Aéropostale-closing

Now it’s just a waiting game in the Aéropostale Inc. bankruptcy case.

The seven-day trial between the teen retailer and private equity firm Sycamore Partners, whose affiliate was a pre-petition lender to the chain, ended on Tuesday. Manhattan bankruptcy court judge Sean Lane is expected to rule on the case by the weekend. And that decision is expected to impact whether any jobs — over 10,000 — at the retail operation can be saved.

Central to the case — and Aéropostale’s future — is whether Sycamore can credit bid on the assets. An auction for Aéropostale’s assets was pushed back to Monday. The bankrupt retailer also asked that Sycamore’s secured claims be subordinated, or lowered in priority on the creditor totem pole.

But it’s the possibility of a credit bid from Sycamore that could be key to the retailer’s future. A credit bid from Sycamore, if it were to provide an offer under those terms, would in effect allow Sycamore to use the dollar value of its claims as a component of a bid. If it were to be successful, Sycamore’s claims in effect would be exchanged for an equity stake in the new post-bankruptcy entity. The financial firm’s affiliate, Aero Investors, provided a prepetition loan of $150 million.

Aéropostale has argued that a credit bid would chill an auction process since Sycamore can use its “credit” as currency for the bid, putting it in a better position than potential buyers who would have to pony up the cash equivalent if they were to bid. Sycamore has said as recently as Monday, when it filed paperwork in objection to a Chapter 11 plan of reorganization, that a liquidation of the retailer is the better option for creditors.

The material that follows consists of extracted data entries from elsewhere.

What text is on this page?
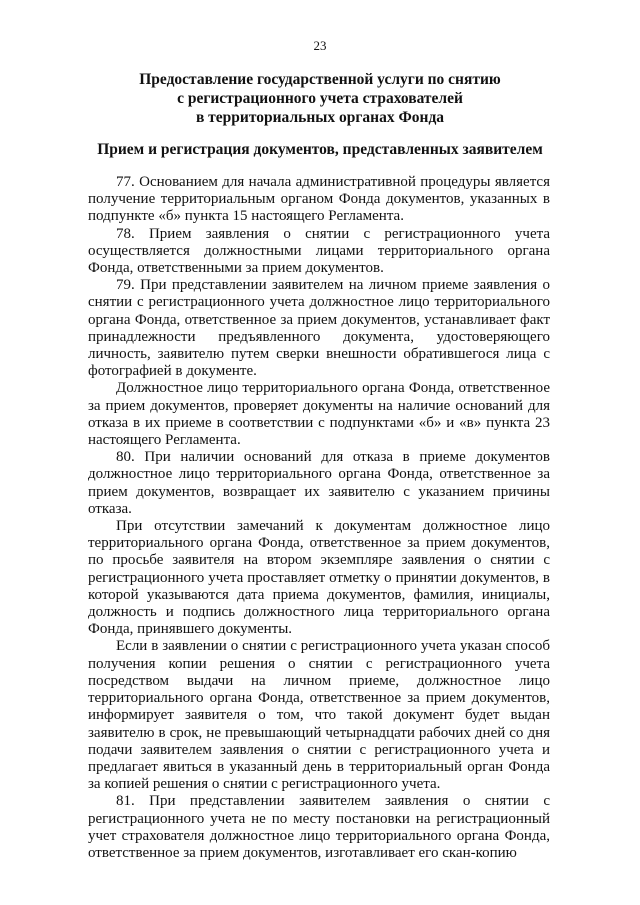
23
Предоставление государственной услуги по снятию
с регистрационного учета страхователей
в территориальных органах Фонда
Прием и регистрация документов, представленных заявителем

77. Основанием для начала административной процедуры является получение территориальным органом Фонда документов, указанных в подпункте «б» пункта 15 настоящего Регламента.

78. Прием заявления о снятии с регистрационного учета осуществляется должностными лицами территориального органа Фонда, ответственными за прием документов.

79. При представлении заявителем на личном приеме заявления о снятии с регистрационного учета должностное лицо территориального органа Фонда, ответственное за прием документов, устанавливает факт принадлежности предъявленного документа, удостоверяющего личность, заявителю путем сверки внешности обратившегося лица с фотографией в документе.

Должностное лицо территориального органа Фонда, ответственное за прием документов, проверяет документы на наличие оснований для отказа в их приеме в соответствии с подпунктами «б» и «в» пункта 23 настоящего Регламента.

80. При наличии оснований для отказа в приеме документов должностное лицо территориального органа Фонда, ответственное за прием документов, возвращает их заявителю с указанием причины отказа.

При отсутствии замечаний к документам должностное лицо территориального органа Фонда, ответственное за прием документов, по просьбе заявителя на втором экземпляре заявления о снятии с регистрационного учета проставляет отметку о принятии документов, в которой указываются дата приема документов, фамилия, инициалы, должность и подпись должностного лица территориального органа Фонда, принявшего документы.

Если в заявлении о снятии с регистрационного учета указан способ получения копии решения о снятии с регистрационного учета посредством выдачи на личном приеме, должностное лицо территориального органа Фонда, ответственное за прием документов, информирует заявителя о том, что такой документ будет выдан заявителю в срок, не превышающий четырнадцати рабочих дней со дня подачи заявителем заявления о снятии с регистрационного учета и предлагает явиться в указанный день в территориальный орган Фонда за копией решения о снятии с регистрационного учета.

81. При представлении заявителем заявления о снятии с регистрационного учета не по месту постановки на регистрационный учет страхователя должностное лицо территориального органа Фонда, ответственное за прием документов, изготавливает его скан-копию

Aéropostale was in talks with Versa Capital, a private equity firm, to become the stalking horse bidder. The negotiations earlier this month contemplated Versa providing a “cash payment for debtors’ inventory, assumption of over 500 existing and modified unexpired store leases and continued employment for thousands of store-level and corporate employees.” The court document that was filed also emphasized that a “going concern operation is critical to maximizing the value of the debtors’ international business, which requires support from the U.S. operations in areas such as buying, G&A and sourcing to realize the business’s full value.”

A stalking agreement typically sets the baseline price and subsequent bidding amounts for the assets up for sale. In the case of Aéropostale, that agreement was supposed to have been finalized by Aug. 11. Versa even sought to have $500,000 in expense reimbursement, in part due to the compressed timeline for the bid and the uncertainty of whether the Sycamore affiliates would be able to credit bid. But even with court approval of the request, the parties have been unable to finalize an agreement.

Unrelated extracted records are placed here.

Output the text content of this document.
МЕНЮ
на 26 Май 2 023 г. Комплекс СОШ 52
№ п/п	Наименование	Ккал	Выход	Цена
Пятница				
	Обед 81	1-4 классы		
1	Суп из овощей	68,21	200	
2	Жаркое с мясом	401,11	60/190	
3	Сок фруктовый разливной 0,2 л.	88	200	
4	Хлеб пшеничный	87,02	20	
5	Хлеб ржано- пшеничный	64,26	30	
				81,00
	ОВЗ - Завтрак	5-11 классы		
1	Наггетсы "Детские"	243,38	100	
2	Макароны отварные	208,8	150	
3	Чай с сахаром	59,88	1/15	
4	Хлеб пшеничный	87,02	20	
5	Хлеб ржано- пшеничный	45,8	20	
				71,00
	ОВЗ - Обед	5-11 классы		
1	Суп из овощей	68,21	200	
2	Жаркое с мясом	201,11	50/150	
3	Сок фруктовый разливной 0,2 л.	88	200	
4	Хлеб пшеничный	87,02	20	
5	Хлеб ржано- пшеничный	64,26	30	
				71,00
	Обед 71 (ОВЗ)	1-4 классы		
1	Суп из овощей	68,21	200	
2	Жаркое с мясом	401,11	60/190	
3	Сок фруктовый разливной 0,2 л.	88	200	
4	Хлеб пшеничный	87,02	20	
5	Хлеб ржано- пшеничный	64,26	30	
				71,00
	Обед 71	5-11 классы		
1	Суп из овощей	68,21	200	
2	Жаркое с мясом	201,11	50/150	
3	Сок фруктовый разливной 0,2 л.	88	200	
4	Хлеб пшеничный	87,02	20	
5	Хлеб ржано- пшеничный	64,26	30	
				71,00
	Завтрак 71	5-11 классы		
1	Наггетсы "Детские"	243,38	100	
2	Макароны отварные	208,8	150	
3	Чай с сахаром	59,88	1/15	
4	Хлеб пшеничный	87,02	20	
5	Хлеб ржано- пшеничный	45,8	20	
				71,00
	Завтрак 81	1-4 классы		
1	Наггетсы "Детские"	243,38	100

The Aéropostale bankruptcy fueled what has turned into bad blood between the teen chain and its former investor and one-time lender.

Sycamore at one point was the retailer’s largest shareholder. The private equity firm has another affiliate, sourcing firm MGF Sourcing, whose relationship also deteriorated.

When Aéropostale filed its petition for bankruptcy court protection on May 4, it claimed that deterioration of its relationship with Sycamore, particularly in connection with a dispute with MGF, played a role in pushing it into bankruptcy. The issue initially centered on the chain’s inability to get fresh inventory for its back-to-school selling season. That soon evolved to include allegations that Sycamore was keen on a “loan-to-own” plan.